A number of us were together in a retreat with US and UK producers with BRITDOC right before she wrote that. Impact is a question you ask at the beginning of your film — it can benefit your funding and the telling of your film. Often the conversation about impact changes your story. We’re looking to embed the questions of impact into the production process.
Part of the skill-building piece for this kind of work is to name the skills. These are high-level, sophisticated skills. As Jennifer says in her piece, no, your intern cannot do this. It’s building a case that this position needs funding and needs support — that it needs to be a part of film teams. We now have these tools, we can ask the question about impact as these films are being done, by looking at how the issue is changing during production. As you’re building and releasing your story, this person will work with the publicist and distributor, to work with the movement and change agenda that’s happening around your film.
What about the people who feel that thinking about impact is limiting? That it impinges on creative freedom?
For me, any time you decide you’re going to be a cultural creator, you’re asking people to listen to you and to take seriously what you’re creating. If you’re expecting people to spend time with you and your creation, you have a responsibility to your audience. You need to take these questions seriously if you want an audience. You’re always going to care about what people think. How much time do you want to spend on your impact strategy? There are examples of people who could care less about change but they do want an audience. I can talk to those people on those terms. “What do you want your audience to feel? These are the co-participants in your creative experience. How do you want them to feel?”
What I don’t expect is for filmmakers to say it doesn’t matter. A lot of filmmakers point to the fact that they don’t have a good answer to the questions that foundations are asking about impact. There is funder education that needs to be done so that funders are not led by the numbers. That’s a conversation in the donor world and the foundation world. Is it the means or is it the end? I completely agree with filmmakers who say that some people are led by that. The creative needs to be very strongly present.
You’ve spoken before about the need for the different projects and divisions within the Ford Foundation to work together on film projects.
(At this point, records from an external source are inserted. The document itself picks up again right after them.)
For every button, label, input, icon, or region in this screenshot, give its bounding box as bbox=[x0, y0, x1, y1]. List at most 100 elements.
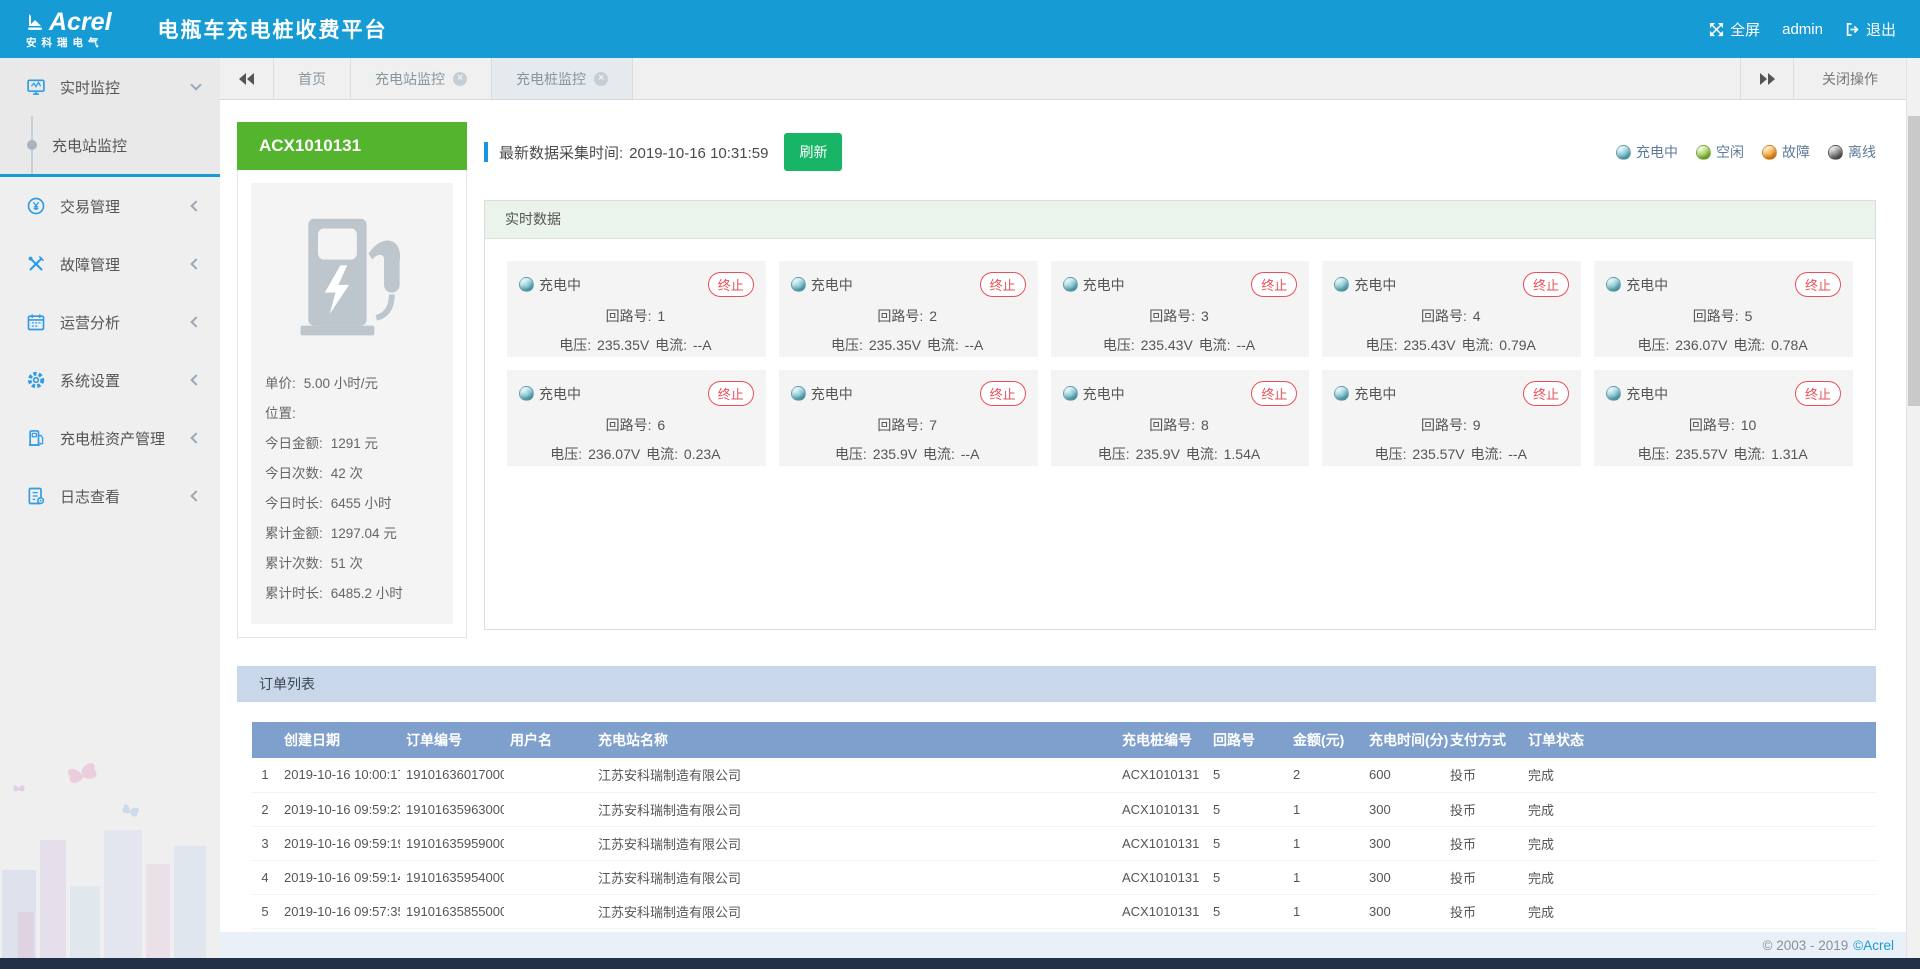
refresh-button[interactable]: 刷新 bbox=[784, 133, 842, 171]
scroll-tabs-left-button[interactable] bbox=[220, 58, 274, 99]
sidebar-item-analytics[interactable]: 运营分析 bbox=[0, 293, 220, 351]
charging-status-icon bbox=[1063, 277, 1078, 292]
logout-button[interactable]: 退出 bbox=[1845, 19, 1896, 40]
sidebar: 实时监控 充电站监控 交易管理 故障管理 bbox=[0, 58, 220, 958]
terminate-button[interactable]: 终止 bbox=[1795, 381, 1841, 406]
legend-offline: 离线 bbox=[1828, 142, 1876, 162]
sidebar-item-transactions[interactable]: 交易管理 bbox=[0, 177, 220, 235]
terminate-button[interactable]: 终止 bbox=[1523, 272, 1569, 297]
tools-icon bbox=[26, 254, 46, 274]
logout-label: 退出 bbox=[1866, 19, 1896, 40]
charging-status-icon bbox=[519, 277, 534, 292]
page-title: 电瓶车充电桩收费平台 bbox=[158, 14, 388, 44]
circuit-card-5: 充电中终止 回路号: 5 电压: 236.07V 电流: 0.78A bbox=[1594, 261, 1853, 357]
fault-status-icon bbox=[1762, 145, 1777, 160]
scroll-tabs-right-button[interactable] bbox=[1740, 58, 1794, 99]
chevron-left-icon bbox=[190, 258, 201, 269]
column-header: 订单状态 bbox=[1522, 722, 1876, 758]
chevron-left-icon bbox=[190, 490, 201, 501]
username[interactable]: admin bbox=[1782, 21, 1823, 38]
sidebar-item-station-monitor[interactable]: 充电站监控 bbox=[0, 116, 220, 174]
idle-status-icon bbox=[1696, 145, 1711, 160]
index-column-header bbox=[252, 722, 278, 758]
logo-subtext: 安科瑞电气 bbox=[26, 38, 112, 49]
close-operations-button[interactable]: 关闭操作 bbox=[1794, 58, 1906, 99]
charging-status-icon bbox=[1334, 386, 1349, 401]
column-header: 充电时间(分) bbox=[1363, 722, 1444, 758]
sidebar-item-settings[interactable]: 系统设置 bbox=[0, 351, 220, 409]
screen: Acrel 安科瑞电气 电瓶车充电桩收费平台 全屏 admin 退出 bbox=[0, 0, 1920, 969]
terminate-button[interactable]: 终止 bbox=[980, 272, 1026, 297]
table-row[interactable]: 5 2019-10-16 09:57:35 1910163585500043 江… bbox=[252, 894, 1876, 928]
station-summary-card: ACX1010131 单价:5.00 小时/元 位置: 今日金额:1291 元 … bbox=[237, 122, 467, 638]
scrollbar-thumb[interactable] bbox=[1908, 116, 1920, 406]
circuit-card-4: 充电中终止 回路号: 4 电压: 235.43V 电流: 0.79A bbox=[1322, 261, 1581, 357]
charging-status-icon bbox=[791, 386, 806, 401]
building-decoration bbox=[70, 886, 100, 958]
tab-label: 充电站监控 bbox=[375, 69, 445, 89]
bottom-bar bbox=[0, 958, 1920, 969]
column-header: 创建日期 bbox=[278, 722, 400, 758]
close-tab-icon[interactable]: × bbox=[594, 72, 608, 86]
tab-bar: 首页 充电站监控 × 充电桩监控 × 关闭操作 bbox=[220, 58, 1906, 100]
sidebar-item-pile-assets[interactable]: 充电桩资产管理 bbox=[0, 409, 220, 467]
tab-home[interactable]: 首页 bbox=[274, 58, 351, 99]
building-decoration bbox=[2, 870, 36, 958]
column-header: 充电站名称 bbox=[592, 722, 1116, 758]
stat-today-count: 今日次数:42 次 bbox=[265, 459, 439, 489]
chevron-left-icon bbox=[190, 374, 201, 385]
main-content: ACX1010131 单价:5.00 小时/元 位置: 今日金额:1291 元 … bbox=[220, 100, 1906, 932]
tab-station-monitor[interactable]: 充电站监控 × bbox=[351, 58, 492, 99]
orders-section-title: 订单列表 bbox=[237, 666, 1876, 702]
sidebar-item-label: 日志查看 bbox=[60, 486, 192, 507]
circuit-card-grid: 充电中终止 回路号: 1 电压: 235.35V 电流: --A 充电中终止 回… bbox=[485, 239, 1875, 488]
charging-pump-icon bbox=[288, 211, 416, 347]
column-header: 用户名 bbox=[504, 722, 592, 758]
sidebar-item-realtime-monitor[interactable]: 实时监控 bbox=[0, 58, 220, 116]
gear-icon bbox=[26, 370, 46, 390]
circuit-card-10: 充电中终止 回路号: 10 电压: 235.57V 电流: 1.31A bbox=[1594, 370, 1853, 466]
fullscreen-label: 全屏 bbox=[1730, 19, 1760, 40]
transaction-icon bbox=[26, 196, 46, 216]
terminate-button[interactable]: 终止 bbox=[708, 381, 754, 406]
sidebar-item-faults[interactable]: 故障管理 bbox=[0, 235, 220, 293]
vertical-scrollbar[interactable] bbox=[1906, 58, 1920, 958]
charging-status-icon bbox=[1606, 386, 1621, 401]
table-row[interactable]: 1 2019-10-16 10:00:17 1910163601700047 江… bbox=[252, 758, 1876, 792]
tab-pile-monitor[interactable]: 充电桩监控 × bbox=[492, 58, 633, 99]
stat-total-duration: 累计时长:6485.2 小时 bbox=[265, 579, 439, 609]
terminate-button[interactable]: 终止 bbox=[708, 272, 754, 297]
terminate-button[interactable]: 终止 bbox=[1795, 272, 1841, 297]
terminate-button[interactable]: 终止 bbox=[1251, 272, 1297, 297]
chevron-left-icon bbox=[190, 432, 201, 443]
circuit-card-3: 充电中终止 回路号: 3 电压: 235.43V 电流: --A bbox=[1051, 261, 1310, 357]
butterfly-icon bbox=[63, 758, 103, 794]
column-header: 充电桩编号 bbox=[1116, 722, 1207, 758]
footer-brand-link[interactable]: ©Acrel bbox=[1853, 938, 1894, 953]
circuit-card-1: 充电中终止 回路号: 1 电压: 235.35V 电流: --A bbox=[507, 261, 766, 357]
table-row[interactable]: 3 2019-10-16 09:59:19 1910163595900045 江… bbox=[252, 826, 1876, 860]
chevron-left-icon bbox=[190, 316, 201, 327]
column-header: 回路号 bbox=[1207, 722, 1287, 758]
terminate-button[interactable]: 终止 bbox=[1251, 381, 1297, 406]
terminate-button[interactable]: 终止 bbox=[1523, 381, 1569, 406]
realtime-data-title: 实时数据 bbox=[485, 201, 1875, 239]
acrel-logo: Acrel 安科瑞电气 bbox=[26, 10, 112, 49]
double-right-arrow-icon bbox=[1759, 73, 1775, 85]
log-icon bbox=[26, 486, 46, 506]
table-row[interactable]: 4 2019-10-16 09:59:14 1910163595400044 江… bbox=[252, 860, 1876, 894]
charging-status-icon bbox=[1063, 386, 1078, 401]
close-tab-icon[interactable]: × bbox=[453, 72, 467, 86]
terminate-button[interactable]: 终止 bbox=[980, 381, 1026, 406]
stat-today-amount: 今日金额:1291 元 bbox=[265, 429, 439, 459]
logout-icon bbox=[1845, 22, 1860, 37]
charging-status-icon bbox=[791, 277, 806, 292]
collect-time: 最新数据采集时间:2019-10-16 10:31:59 bbox=[499, 142, 768, 163]
double-left-arrow-icon bbox=[239, 73, 255, 85]
sidebar-item-label: 实时监控 bbox=[60, 77, 192, 98]
tab-label: 充电桩监控 bbox=[516, 69, 586, 89]
sidebar-item-logs[interactable]: 日志查看 bbox=[0, 467, 220, 525]
sidebar-subitem-label: 充电站监控 bbox=[52, 135, 220, 156]
fullscreen-button[interactable]: 全屏 bbox=[1709, 19, 1760, 40]
table-row[interactable]: 2 2019-10-16 09:59:23 1910163596300046 江… bbox=[252, 792, 1876, 826]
What is important about that?
If you’re not partnering, you’re not doing it right. I’m looking for partners at the institutional and individual level. Partnership and collaboration is profound. I see the world we live in as heavily networked, through the technology but also socially. There’s a phenomenon that the boundaries between disciplines and funding silos are more porous. There’s a term in the foundation world — intersectionality — that acknowledges we’re all in this together. You can’t talk about climate without talking about economy, health, gender. Every time you pull out an issue, you’re pulling out a bunch of other issues.
The fact that I see things that way is perfect for this job. We’re meant to work with all the other teams and see the commonalities. While our structures may pull out certain things, part of the job of the storytellers is to rebraid and recombine all of the complexities of human experiences that reflect all of these areas. There may be a labor story we tell we can find a gender story, a health story, a LGBT story. Recombining so it looks like a human experience is really important.